Not surprisingly since this is coming from the Fifth Circuit, that is putting legal-sounding wrappings on a crypto moral package.

So, the next move, if one is made, is at the Supreme Court.

That's where things get interesting.

No, I mean really interesting.

When The Court overturned Roe v Wade and said that that sort of decision needs to be made at the state level, they laid down a pretty clear statement.

 1. Dobbs said: “Return abortion to the states.”

That was the Court’s own stated principle:

abortion is not a federal constitutional right

therefore, states may regulate it

federal courts should step back

That was the Court’s announced philosophy.

2. But the Fifth Circuit stay is a federal override of state choices.

The stay:

blocks mail order mifepristone

blocks telehealth prescribing

blocks pharmacy dispensing

Those blocks all apply even in states that explicitly chose to allow all of those things (are applying the Supreme Court's "Dobbs Principal"). 

That is the opposite of “returning the issue to the states.”

3. If the Supreme Court affirms the stay, it contradicts Dobbs.

They would be saying:

“States should decide abortion except when a federal court - in this case the Fifth Circuit - wants to impose a national restriction.”

That’s not federalism; that’s arbitrary and capricious federalism - federalism as a moral weapon, not a principle.

4. If the Supreme Court reverses the stay, it must defend the FDA.

Which means:

reaffirming agency expertise (not law but instead, medical bureaucracy - not the Court's forté)

implicitly allowing abortion access via medication

These actions risk angering the same political coalition that celebrated Dobbs; so, the Court must reverse without appearing to reverse the moral direction of Dobbs.

That’s gonna be a real interesting show of moral-rhetorical gymnastics.

5. If the Court refuses to hear the case, it silently endorses a national abortion restriction.

And that would be:

a de facto national ban on mail order abortion

imposed by a lower court

without the Supreme Court taking responsibility

That would be an abdication of the stated principle of local states' rights in Dobbs.

So, the Court’s quandary is multi-dimensional.

They must somehow:

1. Avoid contradicting Dobbs

2. Avoid endorsing the Fifth Circuit’s attack on FDA authority

3. Avoid appearing to expand abortion access

There is no clean path; every path requires doctrinal contortion, a phenomenon that we used to call in the Air Force "flying up one's tailpipe".

And the absurdity of the quandary is that the Court created this trap for itself.

Dobbs was written as if the Court could simply “hand the issue back to the states” and walk away.
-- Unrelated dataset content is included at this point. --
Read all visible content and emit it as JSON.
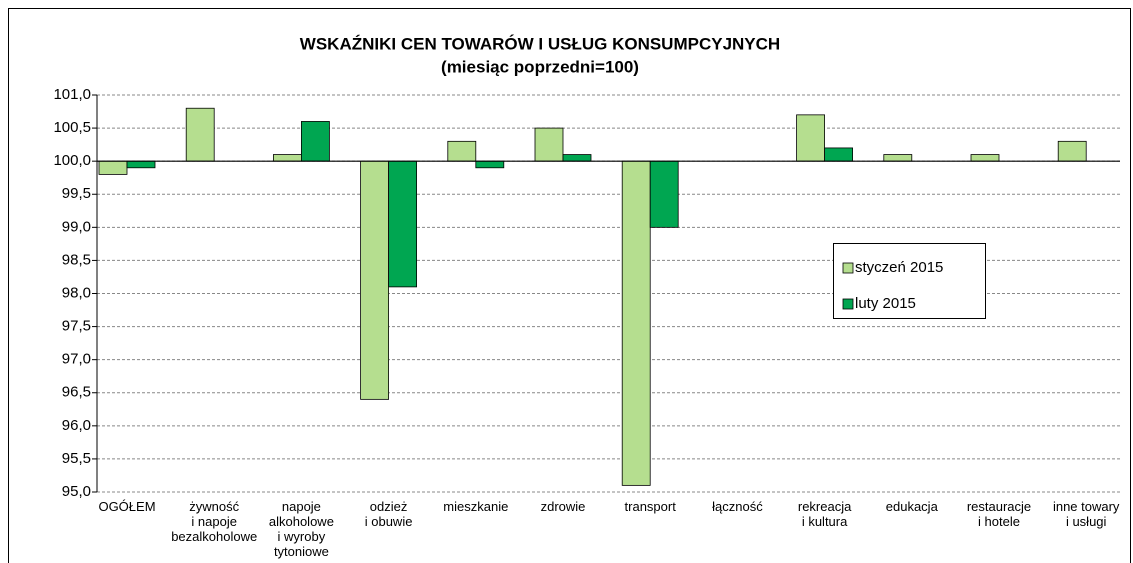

But abortion is not a neat, state-bounded issue.

The fact that that only looms large now suggests the paucity of intellect and talent, or the depth of the real revisionist agenda of the Supreme Court.

Abortion intersects:

federal drug regulation

interstate commerce

telehealth

mail delivery

administrative law

FDA authority

The Court pretended it could isolate abortion from the rest of the federal system. 

Reality is now proving otherwise.

And it's going to be a real goat rodeo.